With that in mind, Jesus’ words in John 5:25–29 are further evidence of His deity. He says that the Father, who has life in Himself, has granted the Son to have life in Himself (v. 26). Here we have insight regarding how the Trinitarian persons possess identical divine attributes while also being distinct from one another. To have life in oneself is to be truly divine, for only God is self-existent and inherently alive. Both the Father and the Son have such life in themselves, but as theologians have noted, each person possesses that same life in a manner appropriate to His personal distinction or property. The Son eternally has life in Himself, yet He has this life as the Father’s eternally begotten Son; thus, this life in Himself, which He has always had, is from the Father. Augustine writes, “The Father has life in himself, which none gave him, while the Son has life in himself which the Father gave him.” The life in Himself that the Father possesses is no different from the life in Himself that the Son possesses, but this life is a gift from Father to Son, not from Son to Father. Nevertheless, both Father and Son have always existed.

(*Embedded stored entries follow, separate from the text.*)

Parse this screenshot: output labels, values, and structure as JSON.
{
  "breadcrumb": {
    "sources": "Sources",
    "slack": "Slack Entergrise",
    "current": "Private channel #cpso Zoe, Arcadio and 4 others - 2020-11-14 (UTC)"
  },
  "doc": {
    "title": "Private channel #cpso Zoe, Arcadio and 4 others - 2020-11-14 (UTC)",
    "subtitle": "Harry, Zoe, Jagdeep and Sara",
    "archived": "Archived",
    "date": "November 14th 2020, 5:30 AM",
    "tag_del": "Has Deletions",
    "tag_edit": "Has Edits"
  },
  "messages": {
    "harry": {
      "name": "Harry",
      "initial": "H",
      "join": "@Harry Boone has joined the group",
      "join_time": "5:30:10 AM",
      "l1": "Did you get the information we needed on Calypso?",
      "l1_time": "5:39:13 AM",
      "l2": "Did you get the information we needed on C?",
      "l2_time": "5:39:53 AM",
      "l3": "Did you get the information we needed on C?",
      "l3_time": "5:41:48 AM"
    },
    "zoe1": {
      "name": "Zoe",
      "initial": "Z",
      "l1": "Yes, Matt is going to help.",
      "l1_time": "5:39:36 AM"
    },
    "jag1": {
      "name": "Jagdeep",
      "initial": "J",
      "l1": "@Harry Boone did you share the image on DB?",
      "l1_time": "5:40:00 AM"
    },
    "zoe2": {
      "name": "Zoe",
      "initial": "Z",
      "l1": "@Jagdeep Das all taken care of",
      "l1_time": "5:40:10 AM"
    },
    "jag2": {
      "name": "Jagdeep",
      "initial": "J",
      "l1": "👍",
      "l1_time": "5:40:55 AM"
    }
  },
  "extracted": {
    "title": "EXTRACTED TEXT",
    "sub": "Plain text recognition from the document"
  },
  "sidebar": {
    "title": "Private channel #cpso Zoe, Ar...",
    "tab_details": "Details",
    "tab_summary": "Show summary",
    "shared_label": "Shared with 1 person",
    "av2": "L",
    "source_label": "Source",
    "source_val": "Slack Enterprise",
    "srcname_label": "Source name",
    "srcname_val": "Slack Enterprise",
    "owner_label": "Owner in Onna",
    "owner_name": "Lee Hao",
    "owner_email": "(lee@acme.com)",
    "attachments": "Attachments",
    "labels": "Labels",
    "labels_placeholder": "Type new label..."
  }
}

Because He possesses the same life as the Father, the Son can likewise grant life (v. 21). In fact, the eternal life that the Son grants begins even now, through faith (v. 24). And at the last day, to those who have done good, the Son will grant the resurrection of life—they will receive new physical bodies that will be preserved forever (vv. 28–29). But note that they do not receive this life because of their works, for Jesus says in John 5:24 that such life comes through belief in Him. Thus, John Calvin comments on verses 28–29 that “Christ does not now treat of the cause of salvation, but merely distinguishes the elect from the reprobate by their own mark; and he does so in order to invite and exhort his own people to a holy and blameless life.”
Coram Deo
John Calvin continues his comments on today’s passage: “Indeed we do not deny that the faith which justifies us is accompanied by an earnest desire to live well and righteously; but we only maintain that our confidence cannot rest on any thing else than on the mercy of God alone.” We receive eternal life from the Son only through trusting in Him, but the authenticity of our trust is proven by our service to God and neighbor.